Scientists have said Webb, with its improved light collecting power and infrared instruments better tuned to the red-shifted light from the ancient universe, could see the first generation of stars and galaxies that shined just 100 million to 200 million years after the Big Bang. Elements fused in those objects helped seed the universe of today.
But that’s not all Webb can do.
“This telescope is so powerful that if you were a bumble bee 240,000 miles away, which is the distance between the Earth and the moon, we will be able to see you,” said John Mather, the mission’s senior project scientist at NASA’s Goddard Space Flight Center in Maryland, before Webb’s launch.
“So what are we going to do with this great telescope? We’re going to look at everything there is in the universe that we can see.”
That runs the gamut from the most distant galaxies in the cosmos, to planets, moons, asteroids, and comets in our own solar system. Webb will be able to observe everything from Mars out, seeing details undetected by every other space observatory since Galileo revolutionized astronomy with his first telescope in 1609.
Webb will see through clouds of dust to study star-forming regions opaque to telescopes like Hubble. The light collecting power of Webb will also allow scientists to measure the chemical make-up of atmospheres on planets around other stars, revealing for the first time which alien worlds might be habitable for life.
Scientists dreamed up the mission that would become Webb in the 1990s, and NASA awarded a contract to Northrop Grumman in 2002 to oversee construction of the observatory. After a quarter-century, Webb is ready for service, beginning a science mission that could last 20 years, assuming nothing breaks and controllers can conserve fuel savings enabled by a near-perfect launch in December.
The arc of Webb’s mission could span more than two generations, from the start of development until it runs out of fuel. And the mission’s science data archive will live on.
“In a secular way, we built a cathedral,” McCaughrean said. “And it’s not just for us to go into, it’s for everybody else to enjoy.”
The SMACS 0723 galaxy cluster was one of five cosmic targets selected to be part of the first batch of Webb observations released to the public.
Here’s a list from NASA of the remaining four targets scheduled for release Tuesday:
- Carina Nebula: The Carina Nebula is one of the largest and brightest nebulae in the sky, located approximately 7,600 light-years away in the southern constellation Carina. Nebulae are stellar nurseries where stars form. The Carina Nebula is home to many massive stars several times larger than the Sun.
- WASP-96b (spectrum): WASP-96b is a giant planet outside our solar system, composed mainly of gas. The planet, located nearly 1,150 light-years from Earth, orbits its star every 3.4 days. It has about half the mass of Jupiter, and its discovery was announced in 2014.

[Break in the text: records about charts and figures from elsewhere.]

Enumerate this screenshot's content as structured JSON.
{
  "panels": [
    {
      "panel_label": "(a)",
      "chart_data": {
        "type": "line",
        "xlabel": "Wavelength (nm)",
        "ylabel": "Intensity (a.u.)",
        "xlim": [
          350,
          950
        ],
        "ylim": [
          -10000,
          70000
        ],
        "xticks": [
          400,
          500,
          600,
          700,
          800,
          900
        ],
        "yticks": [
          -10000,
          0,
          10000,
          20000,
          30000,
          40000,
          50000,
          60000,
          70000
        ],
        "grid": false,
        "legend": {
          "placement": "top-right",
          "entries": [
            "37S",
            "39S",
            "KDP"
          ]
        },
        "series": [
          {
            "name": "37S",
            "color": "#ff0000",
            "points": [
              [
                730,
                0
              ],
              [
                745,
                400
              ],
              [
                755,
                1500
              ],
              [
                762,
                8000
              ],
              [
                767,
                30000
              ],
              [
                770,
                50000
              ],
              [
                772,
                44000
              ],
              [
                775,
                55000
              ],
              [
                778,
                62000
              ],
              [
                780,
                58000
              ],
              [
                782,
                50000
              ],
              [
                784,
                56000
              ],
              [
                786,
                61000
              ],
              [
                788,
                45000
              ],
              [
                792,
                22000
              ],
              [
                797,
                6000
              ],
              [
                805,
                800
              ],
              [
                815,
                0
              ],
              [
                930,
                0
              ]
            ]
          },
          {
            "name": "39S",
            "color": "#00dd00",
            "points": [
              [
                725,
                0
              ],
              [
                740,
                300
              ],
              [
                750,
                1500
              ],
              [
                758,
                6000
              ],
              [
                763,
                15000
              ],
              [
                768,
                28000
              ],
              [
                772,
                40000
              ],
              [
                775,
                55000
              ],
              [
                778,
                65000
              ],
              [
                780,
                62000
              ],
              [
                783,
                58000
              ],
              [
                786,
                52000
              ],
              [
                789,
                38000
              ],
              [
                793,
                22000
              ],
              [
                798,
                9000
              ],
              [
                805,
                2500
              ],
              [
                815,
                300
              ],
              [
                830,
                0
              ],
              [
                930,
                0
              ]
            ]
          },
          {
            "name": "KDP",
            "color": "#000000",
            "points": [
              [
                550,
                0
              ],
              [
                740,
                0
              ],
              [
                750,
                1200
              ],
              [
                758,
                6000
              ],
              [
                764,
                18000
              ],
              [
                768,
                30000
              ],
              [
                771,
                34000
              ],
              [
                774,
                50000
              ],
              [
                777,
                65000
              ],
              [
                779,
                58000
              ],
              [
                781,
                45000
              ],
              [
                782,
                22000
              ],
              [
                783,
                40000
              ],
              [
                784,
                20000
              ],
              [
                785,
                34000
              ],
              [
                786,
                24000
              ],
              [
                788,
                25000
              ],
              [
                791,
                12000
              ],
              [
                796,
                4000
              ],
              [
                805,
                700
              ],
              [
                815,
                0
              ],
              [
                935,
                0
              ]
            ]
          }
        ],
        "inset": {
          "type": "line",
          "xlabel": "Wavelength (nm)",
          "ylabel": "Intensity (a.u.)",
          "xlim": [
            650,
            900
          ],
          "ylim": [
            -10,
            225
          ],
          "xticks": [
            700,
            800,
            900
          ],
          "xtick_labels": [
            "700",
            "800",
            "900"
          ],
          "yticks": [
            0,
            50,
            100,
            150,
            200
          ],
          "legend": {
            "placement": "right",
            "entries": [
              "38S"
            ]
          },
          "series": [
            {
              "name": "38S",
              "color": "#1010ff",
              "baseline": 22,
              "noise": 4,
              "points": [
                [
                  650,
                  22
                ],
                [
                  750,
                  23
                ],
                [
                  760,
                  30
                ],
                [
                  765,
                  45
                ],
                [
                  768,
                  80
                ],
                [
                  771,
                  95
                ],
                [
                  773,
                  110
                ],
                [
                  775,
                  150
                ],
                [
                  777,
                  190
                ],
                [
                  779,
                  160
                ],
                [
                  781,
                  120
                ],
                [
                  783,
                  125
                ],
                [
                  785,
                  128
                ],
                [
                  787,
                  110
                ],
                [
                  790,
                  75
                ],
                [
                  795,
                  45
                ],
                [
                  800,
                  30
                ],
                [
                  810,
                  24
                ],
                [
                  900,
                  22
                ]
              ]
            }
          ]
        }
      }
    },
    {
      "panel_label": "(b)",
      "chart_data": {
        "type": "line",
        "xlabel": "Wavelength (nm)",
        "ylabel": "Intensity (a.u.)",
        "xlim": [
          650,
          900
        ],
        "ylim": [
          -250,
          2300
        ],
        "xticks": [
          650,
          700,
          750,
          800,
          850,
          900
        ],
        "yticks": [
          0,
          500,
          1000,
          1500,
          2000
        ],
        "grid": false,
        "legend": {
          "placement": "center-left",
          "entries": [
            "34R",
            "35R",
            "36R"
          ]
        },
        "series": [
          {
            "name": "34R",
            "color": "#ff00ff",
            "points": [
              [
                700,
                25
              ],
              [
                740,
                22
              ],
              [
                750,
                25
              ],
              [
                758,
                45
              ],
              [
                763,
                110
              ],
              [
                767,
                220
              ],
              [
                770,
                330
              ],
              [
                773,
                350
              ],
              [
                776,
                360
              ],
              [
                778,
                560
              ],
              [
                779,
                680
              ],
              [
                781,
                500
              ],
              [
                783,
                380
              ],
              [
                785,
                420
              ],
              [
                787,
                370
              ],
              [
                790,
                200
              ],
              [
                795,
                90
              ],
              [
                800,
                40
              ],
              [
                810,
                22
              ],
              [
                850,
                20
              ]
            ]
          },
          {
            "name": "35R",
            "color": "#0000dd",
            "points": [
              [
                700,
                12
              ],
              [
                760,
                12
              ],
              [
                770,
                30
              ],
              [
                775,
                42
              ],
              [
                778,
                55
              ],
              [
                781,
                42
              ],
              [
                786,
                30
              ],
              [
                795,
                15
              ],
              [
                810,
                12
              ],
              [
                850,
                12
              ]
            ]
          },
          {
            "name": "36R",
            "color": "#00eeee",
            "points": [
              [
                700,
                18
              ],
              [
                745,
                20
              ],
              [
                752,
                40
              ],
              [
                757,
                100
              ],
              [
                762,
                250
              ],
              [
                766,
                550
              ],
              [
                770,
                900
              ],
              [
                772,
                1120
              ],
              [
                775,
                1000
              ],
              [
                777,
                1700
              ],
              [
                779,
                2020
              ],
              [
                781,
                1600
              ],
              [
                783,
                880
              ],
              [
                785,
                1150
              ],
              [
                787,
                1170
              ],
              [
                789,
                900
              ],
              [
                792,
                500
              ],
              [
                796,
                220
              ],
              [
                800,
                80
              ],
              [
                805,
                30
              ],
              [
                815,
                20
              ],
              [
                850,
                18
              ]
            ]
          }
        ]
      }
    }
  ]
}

- Southern Ring Nebula: The Southern Ring, or “Eight-Burst” nebula, is a planetary nebula – an expanding cloud of gas surrounding a dying star. It is nearly half a light-year in diameter and is located approximately 2,000 light-years away from Earth.
- Stephan’s Quintet: About 290 million light-years away, Stephan’s Quintet is located in the constellation Pegasus. It is notable for being the first compact galaxy group ever discovered in 1787. Four of the five galaxies within the quintet are locked in a cosmic dance of repeated close encounters.